In September 2007, the Clinic initiated an ATS suit on behalf of ten Bolivian plaintiffs against former Bolivian President Gonzalo Sánchez de Lozada and former Minister of Defense José Carlos Sánchez Berzaín. The case, Mamani, et al. v. Sánchez de Lozada and Sánchez Berzaín, alleges that the defendants were involved in a 2003 massacre that included targeted killings of civilians in contravention of international law, including prohibitions on extrajudicial killing and crimes against humanity.
The Washington Post called this the most significant ATS lawsuit against a former head of state since the case against Ferdinand Marcos.

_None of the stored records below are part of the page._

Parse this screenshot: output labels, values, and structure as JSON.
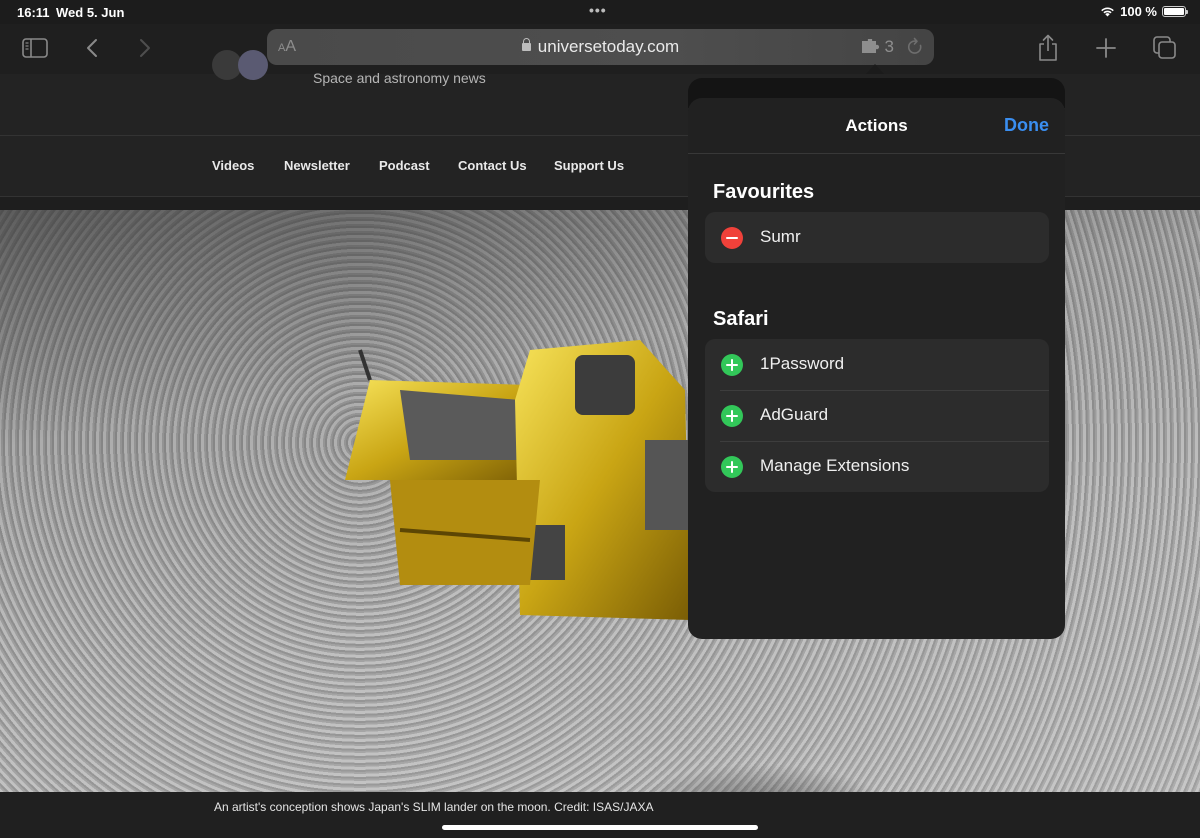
{
  "status_bar": {
    "time": "16:11",
    "date": "Wed 5. Jun",
    "battery_text": "100 %",
    "battery_level": 1.0,
    "wifi_icon": "wifi-icon",
    "multitasking_dots": "•••"
  },
  "toolbar": {
    "icons": [
      "sidebar-icon",
      "back-icon",
      "forward-icon",
      "share-icon",
      "new-tab-icon",
      "tabs-icon"
    ],
    "url_bar": {
      "reader_label_small": "A",
      "reader_label_large": "A",
      "lock_icon": "lock-icon",
      "url": "universetoday.com",
      "extension_icon": "puzzle-piece-icon",
      "extension_count": "3",
      "reload_icon": "reload-icon"
    }
  },
  "site": {
    "tagline": "Space and astronomy news",
    "nav": [
      "Videos",
      "Newsletter",
      "Podcast",
      "Contact Us",
      "Support Us"
    ],
    "hero_alt": "Artist's conception of the SLIM lander on the moon",
    "caption": "An artist's conception shows Japan's SLIM lander on the moon. Credit: ISAS/JAXA"
  },
  "actions_popover": {
    "title": "Actions",
    "done_label": "Done",
    "sections": [
      {
        "title": "Favourites",
        "items": [
          {
            "label": "Sumr",
            "action": "remove",
            "icon": "remove-circle-icon"
          }
        ]
      },
      {
        "title": "Safari",
        "items": [
          {
            "label": "1Password",
            "action": "add",
            "icon": "add-circle-icon"
          },
          {
            "label": "AdGuard",
            "action": "add",
            "icon": "add-circle-icon"
          },
          {
            "label": "Manage Extensions",
            "action": "add",
            "icon": "add-circle-icon"
          }
        ]
      }
    ]
  },
  "colors": {
    "accent_blue": "#3a8ef0",
    "remove_red": "#f0413a",
    "add_green": "#32c759"
  }
}
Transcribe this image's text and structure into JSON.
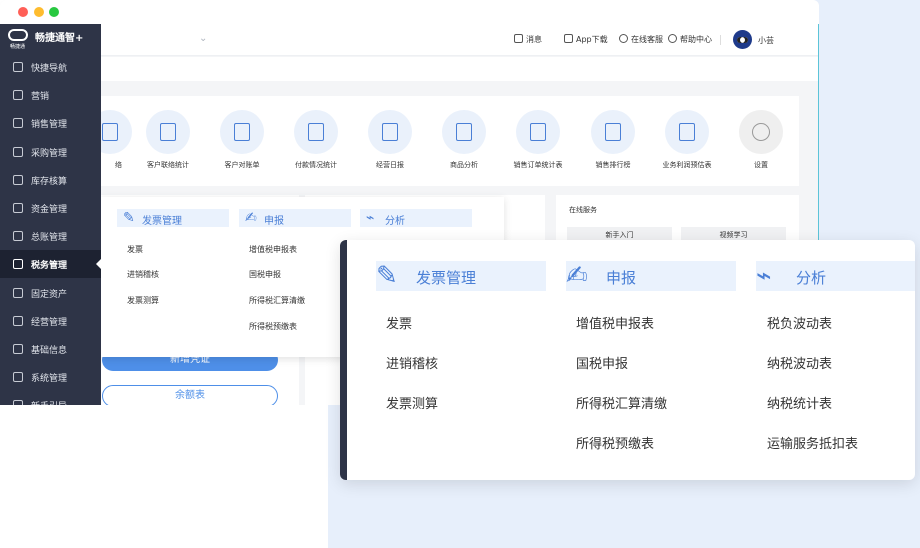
{
  "app": {
    "name": "畅捷通智+",
    "logo_sub": "畅捷通"
  },
  "topbar": {
    "messages": "消息",
    "app_download": "App下载",
    "support": "在线客服",
    "help": "帮助中心",
    "username": "小芸"
  },
  "sidebar": {
    "items": [
      {
        "label": "快捷导航",
        "icon": "compass-icon"
      },
      {
        "label": "营销",
        "icon": "gift-icon"
      },
      {
        "label": "销售管理",
        "icon": "tag-icon"
      },
      {
        "label": "采购管理",
        "icon": "bag-icon"
      },
      {
        "label": "库存核算",
        "icon": "warehouse-icon"
      },
      {
        "label": "资金管理",
        "icon": "money-bag-icon"
      },
      {
        "label": "总账管理",
        "icon": "ledger-icon"
      },
      {
        "label": "税务管理",
        "icon": "tax-icon",
        "active": true
      },
      {
        "label": "固定资产",
        "icon": "asset-icon"
      },
      {
        "label": "经营管理",
        "icon": "clipboard-icon"
      },
      {
        "label": "基础信息",
        "icon": "info-card-icon"
      },
      {
        "label": "系统管理",
        "icon": "loading-icon"
      },
      {
        "label": "新手引导",
        "icon": "guide-icon"
      }
    ]
  },
  "features": [
    {
      "label": "络",
      "icon": "partial-icon"
    },
    {
      "label": "客户联络统计",
      "icon": "contact-stats-icon"
    },
    {
      "label": "客户对账单",
      "icon": "statement-icon"
    },
    {
      "label": "付款情况统计",
      "icon": "payment-stats-icon"
    },
    {
      "label": "经营日报",
      "icon": "daily-report-icon"
    },
    {
      "label": "商品分析",
      "icon": "chart-line-icon"
    },
    {
      "label": "销售订单统计表",
      "icon": "order-stats-icon"
    },
    {
      "label": "销售排行榜",
      "icon": "ranking-icon"
    },
    {
      "label": "业务利润预估表",
      "icon": "profit-icon"
    },
    {
      "label": "设置",
      "icon": "gear-icon"
    }
  ],
  "buttons": {
    "new_voucher": "新增凭证",
    "balance_table": "余额表"
  },
  "service": {
    "title": "在线服务",
    "btn1": "新手入门",
    "btn2": "视频学习"
  },
  "tax_menu": {
    "groups": [
      {
        "title": "发票管理",
        "items": [
          "发票",
          "进销稽核",
          "发票测算"
        ]
      },
      {
        "title": "申报",
        "items": [
          "增值税申报表",
          "国税申报",
          "所得税汇算清缴",
          "所得税预缴表"
        ]
      },
      {
        "title": "分析",
        "items": [
          "税负波动表",
          "纳税波动表",
          "纳税统计表",
          "运输服务抵扣表"
        ]
      }
    ]
  }
}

On September 19, 2011, the Clinic and its partners filed a petition for rehearing or rehearing en banc following the Eleventh Circuit’s August 2011 ruling. Four amicus curiae briefs—addressing the standards for extrajudicial killing, crimes against humanity, command responsibility, and pleadings requirements—were filed in support of the petition for rehearing.
Background on the case
As co-counsel, the Clinic has been involved at every stage of the litigation. During the Fall 2007 term, the Clinic participated in drafting the complaint, having previously undertaken three investigative missions in 2007 to interview victims and witnesses in Bolivia. During the Spring 2008 semester, the Clinic performed extensive legal research and drafting for the opposition to the defendants’ motion to dismiss. During the Fall 2008 semester, the Clinic assisted with preparation for an October 2008 hearing on the motion to dismiss before the U.S. District Court for the Southern District of Florida, including organizing moot court sessions with the litigation team. In November 2009, the district court ruled in plaintiffs’ favor on the motion to dismiss, allowing claims for crimes against humanity and extrajudicial killings to move forward against both defendants. During the Fall 2010 semester, the Clinic prepared briefing in an appeal to the Eleventh Circuit and, during the Spring 2011 semester, worked with co-counsel to moot and prepare for oral argument. The Clinic has also conducting fact-finding missions to Bolivia to support the litigation.
The partner attorneys on the case are Judith Brown Chomsky and Beth Stephens of the Center for Constitutional Rights; Steven Schulman, Michael Small, and Jeremy Bollinger, of Akin, Gump, Strauss, Hauer & Feld, LLP; David Rudovsky of Kairys, Rudovsky, Messing & Feinberg, LLP; and Paul Hoffman of Schonbrun, De Simone, Seplow, Harris & Hoffman, LLP.